The results from the pilot test showed that the question ‘La være å si eller gjøre noe du ikke vil’ had the most missing scores and most comments in the questionnaires. Eight persons did not answer the question, and 18 others had entered comments. Since this applied only to this question, one possible explanation could be that that the respondents simply failed to understand what was asked.
This discussion illustrates that translating an American instrument into Norwegian, in terms of language as well as culture, may involve challenges. If the argumentation on which a translation is based is made available to those who want to use the instrument, this will increase the understanding of the choices made and the changes that can be made, if any are called for.

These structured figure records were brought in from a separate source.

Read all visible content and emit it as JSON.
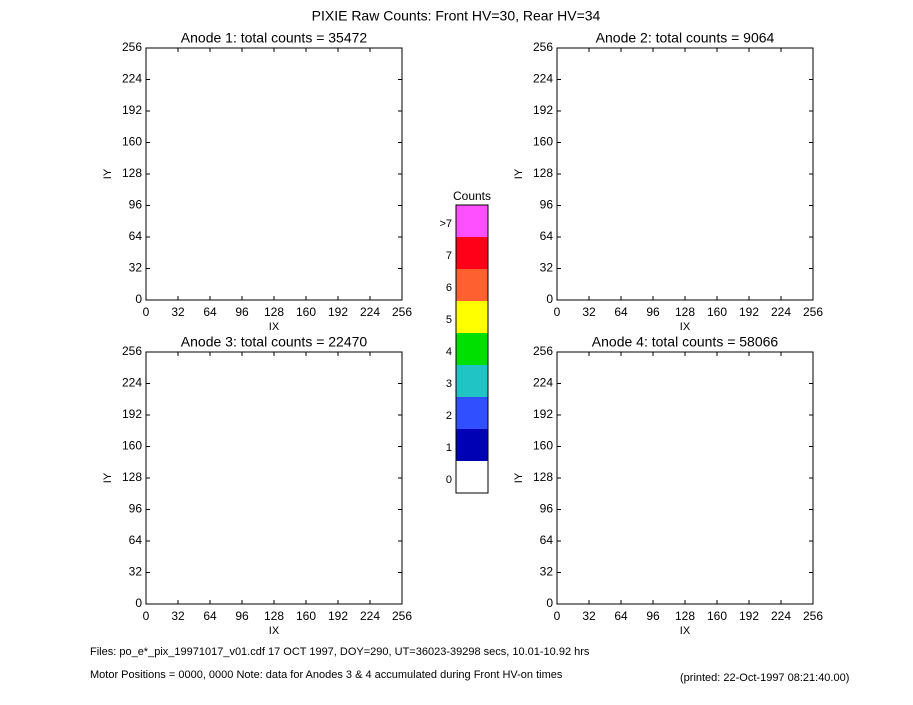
{
  "title": "PIXIE Raw Counts:  Front HV=30, Rear HV=34",
  "colorbar": {
    "title": "Counts",
    "labels": [
      "0",
      "1",
      "2",
      "3",
      "4",
      "5",
      "6",
      "7",
      ">7"
    ],
    "colors": [
      "#ffffff",
      "#0000b4",
      "#3050ff",
      "#20c4c4",
      "#00e000",
      "#ffff00",
      "#ff6030",
      "#ff0018",
      "#ff50ff"
    ]
  },
  "footer": {
    "files": "Files: po_e*_pix_19971017_v01.cdf     17 OCT 1997, DOY=290, UT=36023-39298 secs, 10.01-10.92 hrs",
    "motor": "Motor Positions = 0000, 0000    Note: data for Anodes 3 & 4 accumulated during Front HV-on times",
    "printed": "(printed: 22-Oct-1997 08:21:40.00)"
  },
  "chart_data": [
    {
      "type": "heatmap",
      "title": "Anode 1: total counts = 35472",
      "xlabel": "IX",
      "ylabel": "IY",
      "xlim": [
        0,
        256
      ],
      "ylim": [
        0,
        256
      ],
      "xticks": [
        0,
        32,
        64,
        96,
        128,
        160,
        192,
        224,
        256
      ],
      "yticks": [
        0,
        32,
        64,
        96,
        128,
        160,
        192,
        224,
        256
      ]
    },
    {
      "type": "heatmap",
      "title": "Anode 2: total counts = 9064",
      "xlabel": "IX",
      "ylabel": "IY",
      "xlim": [
        0,
        256
      ],
      "ylim": [
        0,
        256
      ],
      "xticks": [
        0,
        32,
        64,
        96,
        128,
        160,
        192,
        224,
        256
      ],
      "yticks": [
        0,
        32,
        64,
        96,
        128,
        160,
        192,
        224,
        256
      ]
    },
    {
      "type": "heatmap",
      "title": "Anode 3: total counts = 22470",
      "xlabel": "IX",
      "ylabel": "IY",
      "xlim": [
        0,
        256
      ],
      "ylim": [
        0,
        256
      ],
      "xticks": [
        0,
        32,
        64,
        96,
        128,
        160,
        192,
        224,
        256
      ],
      "yticks": [
        0,
        32,
        64,
        96,
        128,
        160,
        192,
        224,
        256
      ]
    },
    {
      "type": "heatmap",
      "title": "Anode 4: total counts = 58066",
      "xlabel": "IX",
      "ylabel": "IY",
      "xlim": [
        0,
        256
      ],
      "ylim": [
        0,
        256
      ],
      "xticks": [
        0,
        32,
        64,
        96,
        128,
        160,
        192,
        224,
        256
      ],
      "yticks": [
        0,
        32,
        64,
        96,
        128,
        160,
        192,
        224,
        256
      ]
    }
  ]
}
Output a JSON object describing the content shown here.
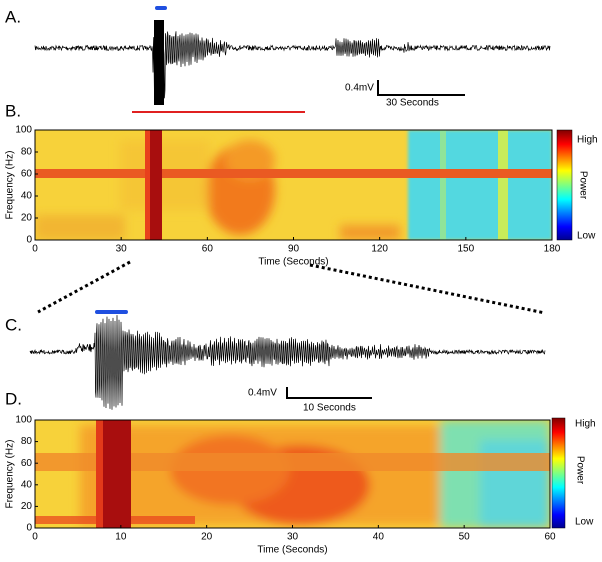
{
  "panels": [
    {
      "label": "A.",
      "scale_bar": {
        "amplitude": "0.4mV",
        "time": "30 Seconds"
      }
    },
    {
      "label": "B.",
      "type": "heatmap",
      "ylabel": "Frequency (Hz)",
      "xlabel": "Time (Seconds)",
      "xlim": [
        0,
        180
      ],
      "xticks": [
        0,
        30,
        60,
        90,
        120,
        150,
        180
      ],
      "ylim": [
        0,
        100
      ],
      "yticks": [
        0,
        20,
        40,
        60,
        80,
        100
      ],
      "colorbar": {
        "title": "Power",
        "high": "High",
        "low": "Low"
      }
    },
    {
      "label": "C.",
      "scale_bar": {
        "amplitude": "0.4mV",
        "time": "10 Seconds"
      }
    },
    {
      "label": "D.",
      "type": "heatmap",
      "ylabel": "Frequency (Hz)",
      "xlabel": "Time (Seconds)",
      "xlim": [
        0,
        60
      ],
      "xticks": [
        0,
        10,
        20,
        30,
        40,
        50,
        60
      ],
      "ylim": [
        0,
        100
      ],
      "yticks": [
        0,
        20,
        40,
        60,
        80,
        100
      ],
      "colorbar": {
        "title": "Power",
        "high": "High",
        "low": "Low"
      }
    }
  ]
}
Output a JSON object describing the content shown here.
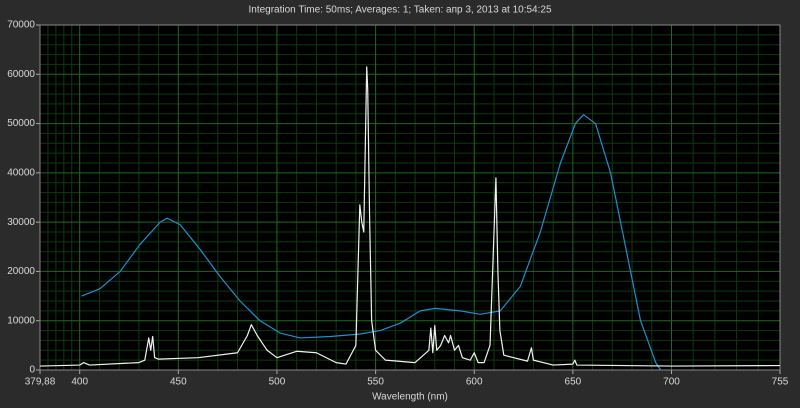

It is interesting to note that on the whole, the standard deviations for the four last questions in the AFI are higher than for the other questions. The same tendency is reported from a sample of young women with breast cancer, for whom the same instrument was used (5).
We cannot know for certain whether this is due to the content of the questions or a larger variation in the responses. We may speculate, though, that this is a result of the reversal of the scales, when compared to the preceding questions.
On the other hand, the use of reversed scoring may indicate the respondent’s level of attention, since this instrument also measures any attention deficit in the respondents (35). Results from the participants in our study are comparable to those in a study undertaken among women and men aged 65–87 who were living at home (36).
However, they had better cognitive function than women aged 27–86 with breast cancer (5). Since the sample in our study included persons older than 60 years, without any known cancer diagnosis as an inclusion criterion, this may indicate that the instrument functioned well.
One of the strengths of this study is its use of an expert panel with a user representative and a professional translator. Moreover, the participants in the pilot study had the opportunity to provide feedback on the design of the instrument. We might have wished for a representative sample of the general population, but this was impossible for practical, ethical and financial reasons.
Use of snowball sampling may be another strength, since large parts of the country were included. On the other hand, this methodology may have a weakness in causing sampling bias, nor do we have any information about the participants’ condition of health.
Translation and cultural adaptation of an instrument is a comprehensive process. It is appropriate to make each step of the translation procedure available, thus to enable researchers to assess the choices that have been made. Including user representatives in an expert panel may help improve the validation of a questionnaire. In collaboration with the expert panel, the dialogue between the translator and the instrument developer may help ensure that the intention behind the instrument is maintained.
The Norwegian version of the AFI which is now available must be tested on a larger sample of cancer patients aged 60 and above before we can draw any final conclusions regarding its intercultural validity. Accordingly, this study does not permit any conclusions regarding the reliability, validity and responsiveness of this instrument.